Each of the muscle cell types has unique intrinsic metabolic needs to sustain activities essential to their function. In particular, these cells heavily rely on anabolic and catabolic processes that determine their growth and the maintenance of their state. Importantly, dysfunction of such programs is thought to strongly contribute to loss of muscle mass with age, a common feature that occurs independently of disease, and that can itself become pathological in severe cases (sarcopenia).

The image illustrates the dual role of mTORC1, promoting protein synthesis in anabolic processes while regulating lysosomal biogenesis during catabolic activities. — **Figure 1.** **mTORC1 regulation of metabolism**. mTORC1 promotes anabolism via the activation of biosynthetic pathways, such as protein synthesis. Conversely, it inhibits catabolic processes, like lysosomal biogenesis. Created with BioRender.com

**Figure 1.** **mTORC1 regulation of metabolism**. mTORC1 promotes anabolism via the activation of biosynthetic pathways, such as protein synthesis. Conversely, it inhibits catabolic processes, like lysosomal biogenesis. Created with BioRender.com

The balance between anabolism and catabolism is fundamental for cellular homeostasis. Cellular growth, a key outcome of anabolism, is characterized by the accumulation of cell mass, achieved by the activation of biosynthetic pathways. Conversely, catabolism, or the breakdown of cellular components, is often linked to the cell’s main recycling centers, the lysosomes. Degradation of macromolecules and damaged organelles inside lysosomes, for instance, supplies cells with molecular precursors necessary for cell survival.

Central to the regulation of anabolic and catabolic processes is mTORC1, a signaling hub that integrates information about the cellular environment to control metabolism. mTORC1 activates core anabolic processes, for example, the protein synthesis machinery (Figure 1). Simultaneously, because growing cells conserve energy by minimizing catabolic processes, mTORC1 inhibits key catabolic factors, such as those involved in lysosome biogenesis (Figure 1).

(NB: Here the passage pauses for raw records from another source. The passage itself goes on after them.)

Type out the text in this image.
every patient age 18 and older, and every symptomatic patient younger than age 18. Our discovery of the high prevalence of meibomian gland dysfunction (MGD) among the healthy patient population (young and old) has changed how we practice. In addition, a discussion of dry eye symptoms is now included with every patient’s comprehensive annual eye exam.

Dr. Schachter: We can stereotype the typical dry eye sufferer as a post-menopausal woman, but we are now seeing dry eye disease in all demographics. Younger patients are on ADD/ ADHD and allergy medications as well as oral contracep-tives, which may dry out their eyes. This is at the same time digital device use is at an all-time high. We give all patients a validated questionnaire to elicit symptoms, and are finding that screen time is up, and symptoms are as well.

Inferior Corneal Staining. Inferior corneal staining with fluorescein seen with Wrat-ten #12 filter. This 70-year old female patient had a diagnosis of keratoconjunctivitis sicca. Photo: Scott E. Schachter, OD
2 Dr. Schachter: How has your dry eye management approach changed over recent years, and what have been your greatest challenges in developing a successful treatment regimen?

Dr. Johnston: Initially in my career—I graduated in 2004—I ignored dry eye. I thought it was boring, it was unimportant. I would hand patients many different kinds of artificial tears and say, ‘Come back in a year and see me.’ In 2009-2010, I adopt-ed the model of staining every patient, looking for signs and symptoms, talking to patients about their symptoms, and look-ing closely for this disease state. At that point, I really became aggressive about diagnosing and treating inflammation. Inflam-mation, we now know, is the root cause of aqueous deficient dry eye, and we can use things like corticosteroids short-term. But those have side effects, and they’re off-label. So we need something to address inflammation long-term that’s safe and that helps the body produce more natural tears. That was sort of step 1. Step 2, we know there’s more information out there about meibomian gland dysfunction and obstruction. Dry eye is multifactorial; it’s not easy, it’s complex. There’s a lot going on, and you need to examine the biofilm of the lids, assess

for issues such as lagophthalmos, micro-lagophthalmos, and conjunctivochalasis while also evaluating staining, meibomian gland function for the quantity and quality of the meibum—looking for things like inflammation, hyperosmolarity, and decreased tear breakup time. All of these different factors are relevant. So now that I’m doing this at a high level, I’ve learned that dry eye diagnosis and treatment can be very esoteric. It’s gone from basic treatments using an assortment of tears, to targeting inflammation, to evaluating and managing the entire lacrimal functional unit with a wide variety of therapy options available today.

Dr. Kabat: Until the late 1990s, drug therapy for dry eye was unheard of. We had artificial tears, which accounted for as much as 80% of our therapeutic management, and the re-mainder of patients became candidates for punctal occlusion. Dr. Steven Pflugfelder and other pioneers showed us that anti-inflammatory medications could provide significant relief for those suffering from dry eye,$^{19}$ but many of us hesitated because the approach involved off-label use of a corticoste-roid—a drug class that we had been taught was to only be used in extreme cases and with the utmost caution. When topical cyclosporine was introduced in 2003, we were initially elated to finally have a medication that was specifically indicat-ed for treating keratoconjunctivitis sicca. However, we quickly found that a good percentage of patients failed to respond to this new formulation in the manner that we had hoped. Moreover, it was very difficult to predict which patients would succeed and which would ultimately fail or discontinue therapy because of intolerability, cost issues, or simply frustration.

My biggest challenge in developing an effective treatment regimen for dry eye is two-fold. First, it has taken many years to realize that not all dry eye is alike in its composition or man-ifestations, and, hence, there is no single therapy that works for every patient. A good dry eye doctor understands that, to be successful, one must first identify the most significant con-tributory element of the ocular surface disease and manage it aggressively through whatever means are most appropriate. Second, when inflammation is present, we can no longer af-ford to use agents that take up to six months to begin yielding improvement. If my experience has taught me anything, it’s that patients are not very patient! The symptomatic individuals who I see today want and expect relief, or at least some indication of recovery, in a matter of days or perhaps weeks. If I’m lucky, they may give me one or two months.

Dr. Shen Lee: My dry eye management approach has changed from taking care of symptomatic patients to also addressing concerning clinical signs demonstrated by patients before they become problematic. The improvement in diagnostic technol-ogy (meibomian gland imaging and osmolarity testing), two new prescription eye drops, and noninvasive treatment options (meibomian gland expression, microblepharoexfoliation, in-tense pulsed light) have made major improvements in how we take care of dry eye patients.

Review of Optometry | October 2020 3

Diagram of mTORC1 signaling involving amino acids for anabolism and catabolism. — **Figure 2.** **Spatial and functional regulation of mTORC1.** mTORC1 is found both at lysosomal and non-lysosomal locations, with different mTORC1 pools responding to nutrients, such as amino acids (AAs), coming from distinct sources to control diverse downstream processes. Created with BioRender.com

**Figure 2.** **Spatial and functional regulation of mTORC1.** mTORC1 is found both at lysosomal and non-lysosomal locations, with different mTORC1 pools responding to nutrients, such as amino acids (AAs), coming from distinct sources to control diverse downstream processes. Created with BioRender.com

Our previous work has shown that mTORC1 is not simply in a binary ‘on’ or ‘off’ state, but can selectively regulate specific processes. Importantly, selective mTORC1 activity is achieved by its localization within cells, which is dictated by the nutrient sources that cells rely on. Cytoplasmic mTORC1, primarily activated by exogenous nutrients, promotes protein synthesis. In contrast, lysosome-localized mTORC1, responsive to nutrients generated there, regulates lysosome biogenesis (Figure 2).

To answer our questions, we combine whole-cell and organelle isolation coupled with high-throughput omics approaches (proteomics, metabolomics, proximome analyses) and state-of-the-art molecular biology, biochemistry, cell biology and high-resolution microscopy techniques. We make use of mouse models, skeletal muscle cell lines and iPSC (induced pluripotent stem cell)-derived skeletal muscle cells, to identify evolutionarily conserved processes and understand which molecular mechanisms can be targeted to promote a longer health span.